The missing piece for self-healing Elastic Beanstalk apps
At Crimson we use Elastic Beanstalk to run our Docker images, and we leverage an old internal Terraform module to provision them. I’d never really used Elastic Beanstalk prior to this job, and I’ve decided that I don’t really like it. It’s a fragile and hard-to-use service, and App Runner, ECS, and EKS are all much better AWS services that span a wide range of use cases and levels of expertise. I really do recommend looking into one of those alternate services instead of using Elastic Beanstalk—they’re all great.
One headscratcher we’ve ran into a few times takes the form of all the EC2 instances in an Elastic Beanstalk environment going unhealthy and never getting replaced with new ones. When this happens we’re able to sign in to the AWS Console and see the environment marked as unhealthy by Elastic Beanstalk, but Elastic Beanstalk never does anything to correct the situation. We have synthetics which allow us to manually intervene quickly, but this obviously isn’t a great long-term solution.
The issue is a real headscratcher, because Elastic Beanstalk has a setting named “Application Healthcheck URL” under the
aws:elasticbeanstalk:application namespace. I come from using Kubernetes, and so to me this seems like all you should really need for self-healing—but it’s not. I just recently figured out how to get self-healing working in Elastic Beanstalk and in this post I’ll explain both why this doesn’t work out of the box, and how to fix it.
The key thing to know here is that there are three components that perform health checks within an Elastic Beanstalk environment, and they all do different things. The following list explains at a high level what each of them are responsible for, but of course I’m omitting some details for brevity.
- Elastic Beanstalk will intermittently ping the health check URL you configured (or default to port 80 over TCP). If health checks fail then your environment’s status goes red, and it’s possible for you to set up CloudWatch alarms to alert on this. Beyond that, the Elastic Beanstalk health checks don’t seem to do much.
- The Elastic Load Balancer also pings your health check URL, and if one of your instances becomes unhealthy for an extended period of time the ELB will stop sending requests to it.
- The Auto Scaling group also runs health checks, and if one of your instances goes unhealthy it will terminate the bad instance and replace it with a new one.
The Auto Scaling group sounds like it does what we need it to, but there’s a catch. ASGs support different kinds of health checks; specifically in our case the interesting options are “EC2 checks” and “ELB health checks.”
By default, an Auto Scaling group only performs EC2 checks. EC2 checks essentially just check that the underlying hardware is okay, which is useful but doesn’t help us at all in cases where the machine is fine but our application has crashed. ELB health checks, on the other hand, allows the Auto Scaling group to look at the health check results of the load balancer attached to your Auto Scaling group.

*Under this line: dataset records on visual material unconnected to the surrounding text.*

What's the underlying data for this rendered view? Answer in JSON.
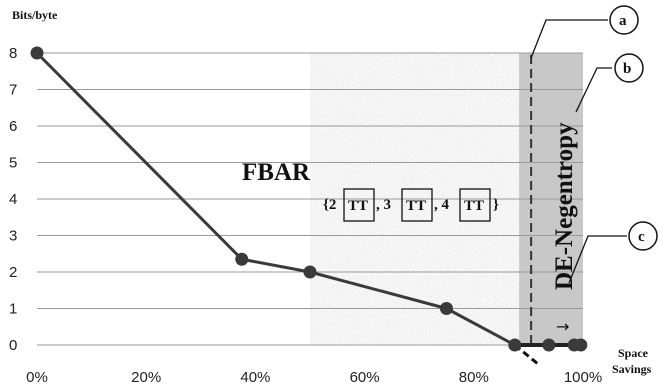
{
  "chart_data": {
    "type": "line",
    "ylabel": "Bits/byte",
    "xlabel_lines": [
      "Space",
      "Savings"
    ],
    "x_ticks": [
      "0%",
      "20%",
      "40%",
      "60%",
      "80%",
      "100%"
    ],
    "y_ticks": [
      "0",
      "1",
      "2",
      "3",
      "4",
      "5",
      "6",
      "7",
      "8"
    ],
    "xlim": [
      0,
      100
    ],
    "ylim": [
      0,
      8
    ],
    "grid": "horizontal",
    "series": [
      {
        "color": "#3a3a3a",
        "points": [
          {
            "x": 0,
            "y": 8
          },
          {
            "x": 37.5,
            "y": 2.35
          },
          {
            "x": 50,
            "y": 2.0
          },
          {
            "x": 75,
            "y": 1.0
          },
          {
            "x": 87.5,
            "y": 0.0
          },
          {
            "x": 93.75,
            "y": 0.0
          },
          {
            "x": 98.4,
            "y": 0.0
          },
          {
            "x": 99.6,
            "y": 0.0
          }
        ]
      }
    ],
    "regions": [
      {
        "name": "FBAR",
        "x_from": 50,
        "x_to": 88.3,
        "style": "noise",
        "color": "#cfcfcf"
      },
      {
        "name": "DE-Negentropy",
        "x_from": 88.3,
        "x_to": 100,
        "style": "solid",
        "color": "#c8c8c8"
      }
    ],
    "dashed_marker_x": 90.5,
    "dashed_tail": {
      "from_x": 87.5,
      "to_x": 92.0,
      "to_y": -0.55
    },
    "annotations": {
      "fbar": "FBAR",
      "negentropy": "DE-Negentropy",
      "set_open": "{2",
      "tt": "TT",
      "comma3": ", 3",
      "comma4": ", 4",
      "set_close": "}",
      "arrow": "→",
      "callouts": [
        "a",
        "b",
        "c"
      ]
    }
  }
}
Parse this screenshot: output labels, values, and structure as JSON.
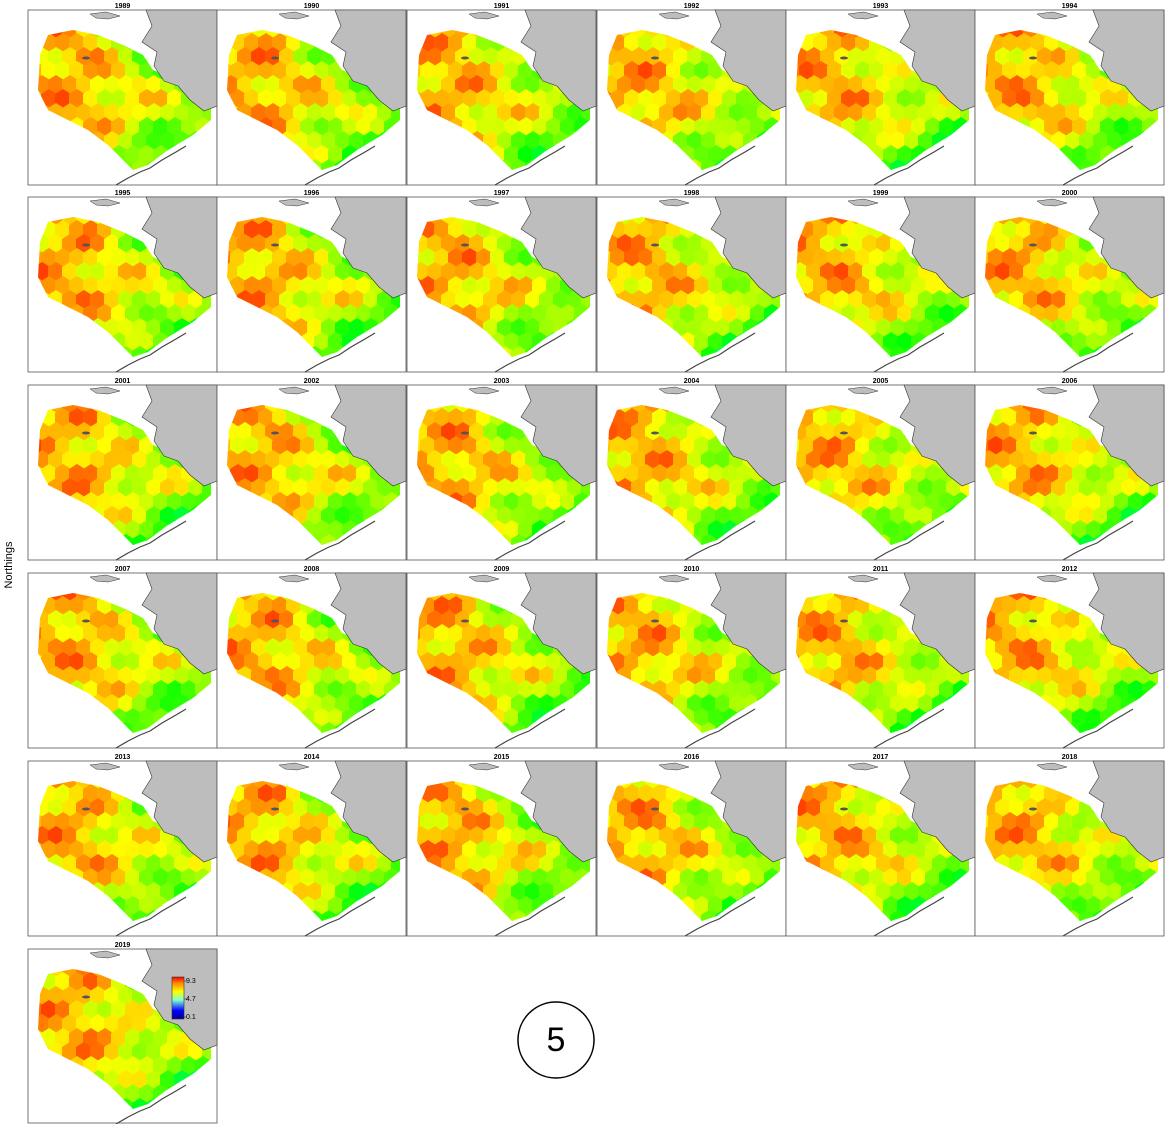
{
  "y_label": "Northings",
  "panels": [
    "1989",
    "1990",
    "1991",
    "1992",
    "1993",
    "1994",
    "1995",
    "1996",
    "1997",
    "1998",
    "1999",
    "2000",
    "2001",
    "2002",
    "2003",
    "2004",
    "2005",
    "2006",
    "2007",
    "2008",
    "2009",
    "2010",
    "2011",
    "2012",
    "2013",
    "2014",
    "2015",
    "2016",
    "2017",
    "2018",
    "2019"
  ],
  "legend": {
    "ticks": [
      9.3,
      4.7,
      0.1
    ]
  },
  "badge": "5"
}
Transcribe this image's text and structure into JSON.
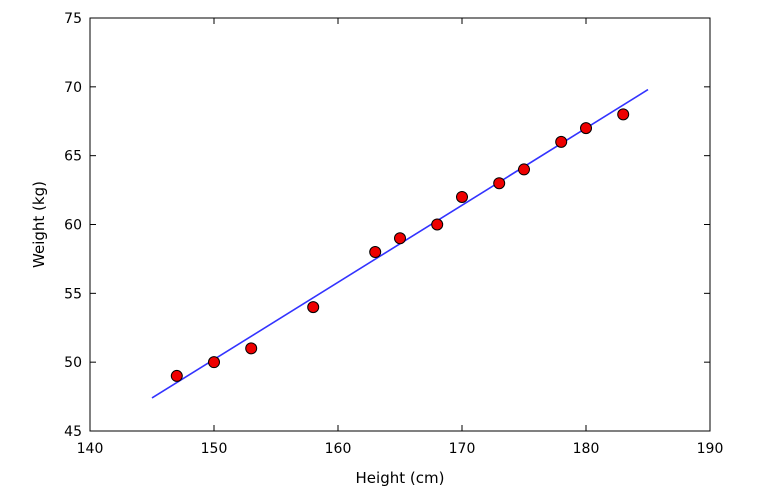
{
  "chart_data": {
    "type": "scatter",
    "title": "",
    "xlabel": "Height (cm)",
    "ylabel": "Weight (kg)",
    "xlim": [
      140,
      190
    ],
    "ylim": [
      45,
      75
    ],
    "xticks": [
      140,
      150,
      160,
      170,
      180,
      190
    ],
    "yticks": [
      45,
      50,
      55,
      60,
      65,
      70,
      75
    ],
    "grid": false,
    "legend": false,
    "series": [
      {
        "type": "scatter",
        "color": "#ee0000",
        "edge_color": "#000000",
        "points": [
          {
            "x": 147,
            "y": 49
          },
          {
            "x": 150,
            "y": 50
          },
          {
            "x": 153,
            "y": 51
          },
          {
            "x": 158,
            "y": 54
          },
          {
            "x": 163,
            "y": 58
          },
          {
            "x": 165,
            "y": 59
          },
          {
            "x": 168,
            "y": 60
          },
          {
            "x": 170,
            "y": 62
          },
          {
            "x": 173,
            "y": 63
          },
          {
            "x": 175,
            "y": 64
          },
          {
            "x": 178,
            "y": 66
          },
          {
            "x": 180,
            "y": 67
          },
          {
            "x": 183,
            "y": 68
          }
        ]
      },
      {
        "type": "line",
        "color": "#3333ff",
        "points": [
          {
            "x": 145,
            "y": 47.4
          },
          {
            "x": 185,
            "y": 69.8
          }
        ]
      }
    ]
  }
}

If ELB has marked an instance as unhealthy and stopped sending requests to it, then the Auto Scaling group will terminate the unhealthy instance and start up a new one. This is exactly what we want, but the stumbling block is that this isn’t the default behavior. You need to opt in to ELB health checks, as you can see below:
This explains the lack of self-healing. What’s happening is the following:
- The ELB recognizes an instance has gone unhealthy and stops sending requests to it.
- The Elastic Beanstalk environment recognizes that things aren’t healthy so the environment goes red.
- The Auto Scaling group sees that the underlying EC2 instances are fine, and does nothing.
- Eventually all of your instances are unhealthy and your service goes down.
This is annoying, but there’s a remedy available in the form of turning on those ELB health checks for the Auto Scaling group. When provisioning the infrastructure yourself using Terraform or ClickOps changing this setting is easy, but in Elastic Beanstalk things are less straightforward. Most environment configuration happens by passing in EB-specific configuration options, but there’s no option available to change the Auto Scaling group’s health check setting! So, how do you do it?
The answer is in the
.ebextensions folder. By adding a
Resources key to a configuration file it’s possible to use CloudFormation to customize almost any aspect of the resources spun up by an Elastic Beanstalk environment. The Auto Scaling group is one of the resources that can be customized, and enabling ELB health checks is simply a matter of dropping the following YAML file into
Resources: AWSEBAutoScalingGroup: Type: "AWS::AutoScaling::AutoScalingGroup" Properties: HealthCheckType: ELB HealthCheckGracePeriod: 300
After you’ve added that configuration file and uploaded a new application version you can redeploy your environment and get self-healing behavior.